Traducendo Il meraviglioso mago di Oz di Frank Baum, mi sono imbattuta in un curiosissimo saggio di Ray Bradbury sul meraviglioso mago («Per le cose meravigliose che fa», prefazione a Il meraviglioso mago di Oz, Feltrinelli, trad. mia, di prossima pubblicazione). Bradbury propone un piccolo test al lettore: scegliere un amico, bendarlo, fargli fare un giro nella stanza e poi condurlo davanti a un tavolo dove sono stati sistemati due libri (in questo caso Il meraviglioso mago di Oz, appunto, e Alice nel Paese delle Meraviglie) e a quel punto chiedergli di abbassare piano piano la mano fino a toccare uno dei due libri. Come avverrà la scelta? Bradbury parla di una temperatura del libro, di una sorta di atmosfera, di clima che trasuda in alto, in direzione delle dita ancora indecise.
Dal Paese delle Meraviglie un paesaggio invernale, dove, quando i personaggi parlano, se ne vede il fiato. Una temperatura intorno a zero gradi. Da Oz un’aria da panetteria. Oz è la terra dell’agosto perenne, accarezzata dai venti di scirocco che soffiano dai deserti che la circondano, da ogni lato.
Il traduttore, quindi, ancor più del lettore, dovrebbe essere capace, avvicinando le dita al libro sul tavolo, di stabilirne la temperatura.
Traducendo «Un viaggio all’estero» (tit. or. «One trip abroad»; in Francis Scott Fitzgerald, Racconti, Feltrinelli, a cura di Franca Cavagnoli, Milano 2013), coevo a Tenera è la notte, mi sono chiesta, dunque, che temperatura avesse e se questa temperatura fosse la stessa della scrittura di Fitzgerald in generale. Mi sono accorta che il viaggio dei Kelly, di Nelson e Nicole, la giovane coppia di americani protagonista della storia, altro non è che un progressivo e ineluttabile movimento da sud verso nord, dal caldo al freddo.

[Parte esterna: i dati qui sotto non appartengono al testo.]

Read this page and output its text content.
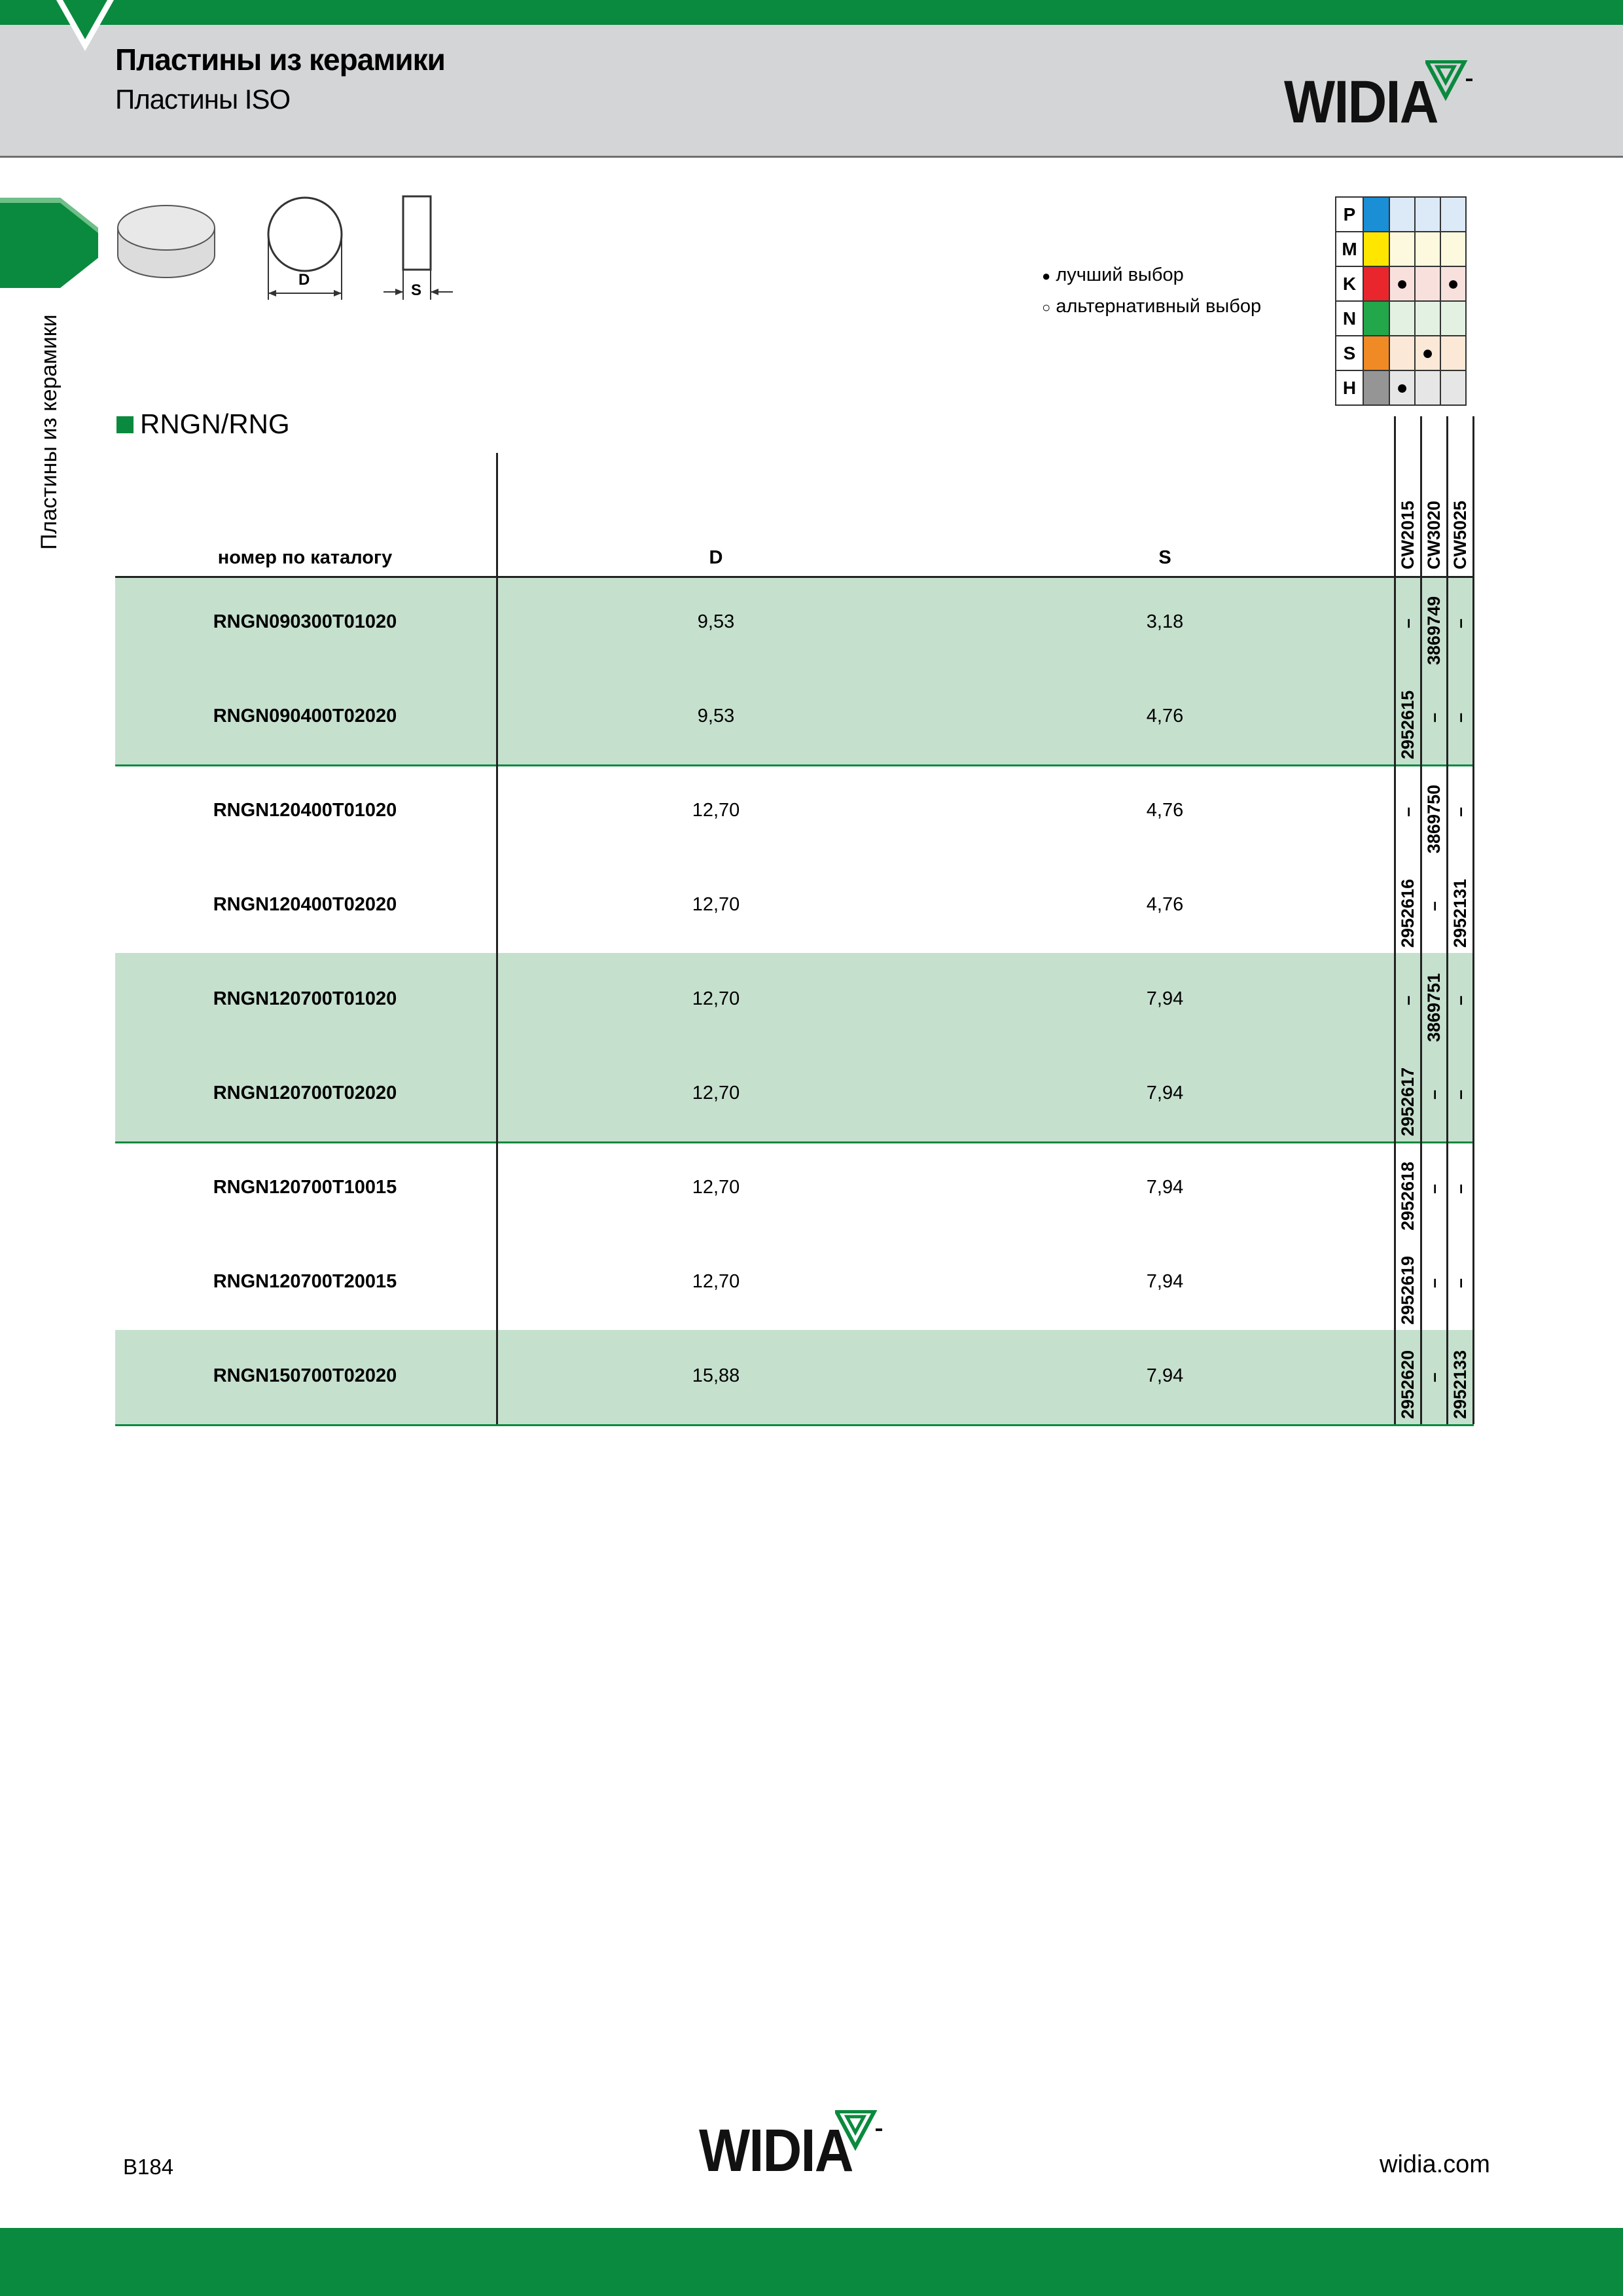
Пластины из керамики
Пластины ISO	WIDIA
Пластины из керамики
D
S
● лучший выбор
○ альтернативный выбор
P				
M				
K		●		●
N				
S			●	
H		●		
RNGN/RNG
номер по каталогу	D	S	CW2015 CW3020 CW5025
RNGN090300T01020	9,53	3,18	– 3869749 –
RNGN090400T02020	9,53	4,76	2952615 – –
RNGN120400T01020	12,70	4,76	– 3869750 –
RNGN120400T02020	12,70	4,76	2952616 – 2952131
RNGN120700T01020	12,70	7,94	– 3869751 –
RNGN120700T02020	12,70	7,94	2952617 – –
RNGN120700T10015	12,70	7,94	2952618 – –
RNGN120700T20015	12,70	7,94	2952619 – –
RNGN150700T02020	15,88	7,94	2952620 – 2952133
B184	WIDIA	widia.com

In «Un viaggio all’estero», la temperatura s’abbassa lentamente, grado dopo grado, pagina dopo pagina. Si parte da Algeri, dai margini del deserto ai confini con l’Egitto, si passa per Sorrento, Parigi, Montecarlo e la Costa Azzurra e si finisce in Svizzera, paese «dove cominciano poche cose, ma molte finiscono». È Fitzgerald stesso a suggerirci, all’inizio della quarta e ultima parte del racconto, che l’elemento geografico (e quindi climatico, aggiungerei) non va trascurato.